La science atroce derrière le venin de raie et pourquoi c’est si douloureux
Des milliers de personnes sont piquées par des raies chaque année, même si les décès sont extrêmement rares. De nombreuses sources placent le chiffre annuel des décès par raies à un chiffre. Cependant, la plupart des victimes de piqûres de raies survivent à l’épreuve, non sans avoir d’abord subi les effets atroces de son venin. Dans le pire des cas, le cocktail chimique d’une piqûre de raie peut enflammer le système nerveux et provoquer une douleur électrisante et ardente qui dure jusqu’à 48 heures.
La plupart des animaux venimeux utilisent leur venin pour tuer ou maîtriser leurs proies. Comme on pouvait s’y attendre, les chasseurs venimeux dominent la liste des animaux les plus meurtriers au monde, et nombre d’entre eux peuvent tuer un humain en quelques minutes. Mais les raies pastenagues ne possèdent du venin dans les barbes de leur queue que pour se défendre, et elles ne piquent que lorsqu’elles se sentent menacées. Parce que les raies pastenagues se nourrissent de fond, aspirant les crustacés et les mollusques comme les aspirateurs des fonds marins, leur venin est adapté pour rappeler immédiatement aux prédateurs de se tenir à l’écart et d’informer les échassiers, comme les nageurs humains, où ne pas entrer dans les bas-fonds.

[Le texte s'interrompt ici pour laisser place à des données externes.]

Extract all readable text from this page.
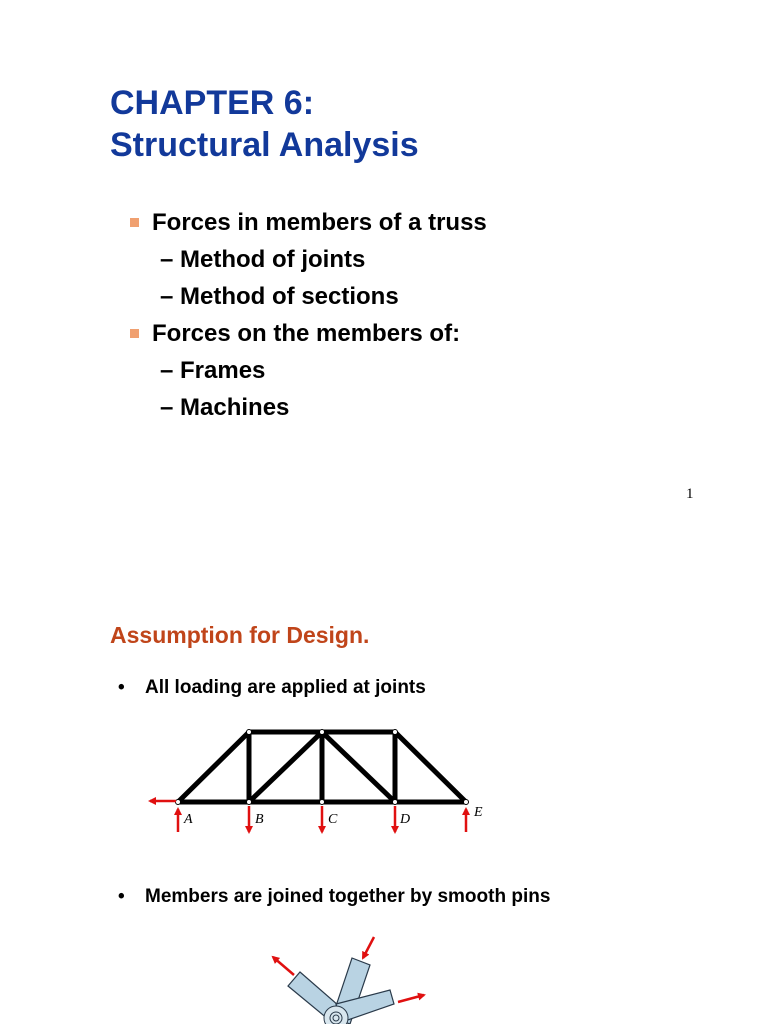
CHAPTER 6:
Structural Analysis
Forces in members of a truss
– Method of joints
– Method of sections
Forces on the members of:
– Frames
– Machines
1
Assumption for Design.
• All loading are applied at joints
A	B	C	D	E
• Members are joined together by smooth pins
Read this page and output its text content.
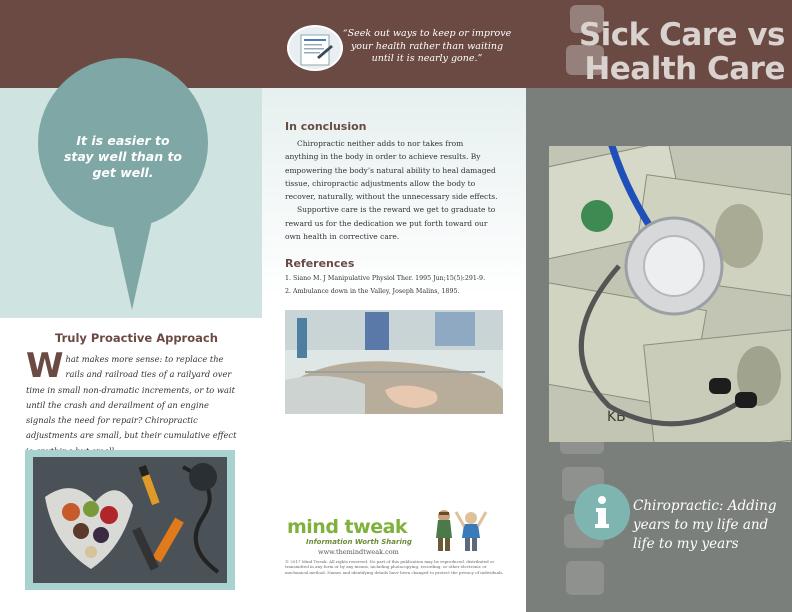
“Seek out ways to keep or improve your health rather than waiting until it is nearly gone.”
Sick Care vs
Health Care
It is easier to stay well than to get well.
Truly Proactive Approach
What makes more sense: to replace the rails and railroad ties of a railyard over time in small non-dramatic increments, or to wait until the crash and derailment of an engine signals the need for repair? Chiropractic adjustments are small, but their cumulative effect
In conclusion

Chiropractic neither adds to nor takes from anything in the body in order to achieve results. By empowering the body’s natural ability to heal damaged tissue, chiropractic adjustments allow the body to recover, naturally, without the unnecessary side effects.

Supportive care is the reward we get to graduate to reward us for the dedication we put forth toward our own health in corrective care.

References
1. Siano M. J Manipulative Physiol Ther. 1995 Jun;15(5):291-9.
2. Ambulance down in the Valley, Joseph Malins, 1895.
mind tweak
Information Worth Sharing
www.themindtweak.com
© 2017 Mind Tweak. All rights reserved. No part of this publication may be reproduced, distributed or transmitted in any form or by any means, including photocopying, recording, or other electronic or mechanical method. Names and identifying details have been changed to protect the privacy of individuals.
KB
Chiropractic: Adding years to my life and life to my years
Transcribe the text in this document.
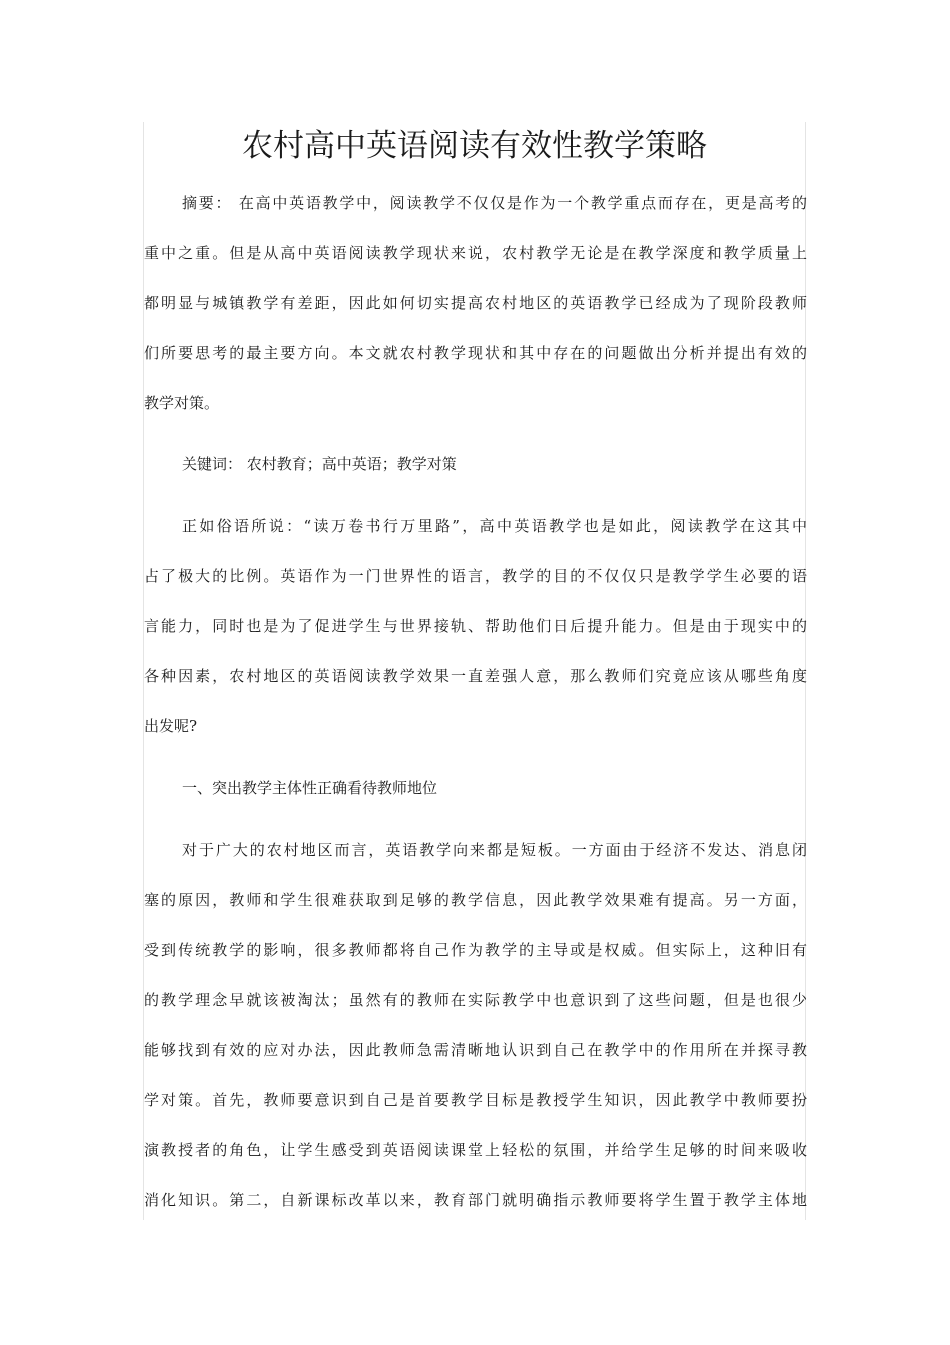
农村高中英语阅读有效性教学策略
摘要： 在高中英语教学中，阅读教学不仅仅是作为一个教学重点而存在，更是高考的
重中之重。但是从高中英语阅读教学现状来说，农村教学无论是在教学深度和教学质量上
都明显与城镇教学有差距，因此如何切实提高农村地区的英语教学已经成为了现阶段教师
们所要思考的最主要方向。本文就农村教学现状和其中存在的问题做出分析并提出有效的
教学对策。
关键词： 农村教育；高中英语；教学对策
正如俗语所说：“读万卷书行万里路”，高中英语教学也是如此，阅读教学在这其中
占了极大的比例。英语作为一门世界性的语言，教学的目的不仅仅只是教学学生必要的语
言能力，同时也是为了促进学生与世界接轨、帮助他们日后提升能力。但是由于现实中的
各种因素，农村地区的英语阅读教学效果一直差强人意，那么教师们究竟应该从哪些角度
出发呢?
一、突出教学主体性正确看待教师地位
对于广大的农村地区而言，英语教学向来都是短板。一方面由于经济不发达、消息闭
塞的原因，教师和学生很难获取到足够的教学信息，因此教学效果难有提高。另一方面，
受到传统教学的影响，很多教师都将自己作为教学的主导或是权威。但实际上，这种旧有
的教学理念早就该被淘汰；虽然有的教师在实际教学中也意识到了这些问题，但是也很少
能够找到有效的应对办法，因此教师急需清晰地认识到自己在教学中的作用所在并探寻教
学对策。首先，教师要意识到自己是首要教学目标是教授学生知识，因此教学中教师要扮
演教授者的角色，让学生感受到英语阅读课堂上轻松的氛围，并给学生足够的时间来吸收
消化知识。第二，自新课标改革以来，教育部门就明确指示教师要将学生置于教学主体地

La plupart du venin de raie pastenague contient une abondance d’enzymes appelées hyaluronidases, qui traversent immédiatement les structures cellulaires pour créer une ouverture pour d’autres toxines. Cette « ouverture » permet à des enzymes plus puissantes de pénétrer dans les tissus. Ces derniers produits chimiques agissent comme des cytotoxines, ce qui signifie qu’ils tuent les cellules en dissolvant leurs protéines structurelles, entraînant une nécrose de la chair. Mais la douleur la plus immédiate vient d’un flot de sérotonine.
Normalement, la sérotonine dans le cerveau se lie aux récepteurs de l’humeur, nous rendant heureux ou alertes. Cependant, lorsqu’elle est injectée dans la chair par une barbe de raie venimeuse, la sérotonine se lie aux récepteurs de la douleur à proximité. Le résultat est une douleur immédiate, aveuglante et atroce qui peut vous amener à croire que de la lave en fusion a été injectée dans votre circulation sanguine.
Après le choc initial, les piqûres de venin de raie continuent de palpiter pendant des jours
Le flot de sérotonine et de nucléotidases est responsable du fameux choc enflammé d’une piqûre de raie, mais les pires dommages peuvent mettre beaucoup de temps à se produire. Bien qu’ils ne soient pas aussi mortels, les effets inquiétants du venin de raie pastenague sont comparables à ceux d’une maladie carnivore. Ses cytotoxines provoquent la nécrose des tissus et peuvent même laisser un trou béant ou une cicatrice en relief au site de la piqûre. Et il n’existe pas d’antivenin pour une piqûre de raie ; le traitement principal est l’eau chaude. En plongeant la plaie dans de l’eau chaude, les enzymes se désagrègent avant de pouvoir se propager plus profondément dans les tissus.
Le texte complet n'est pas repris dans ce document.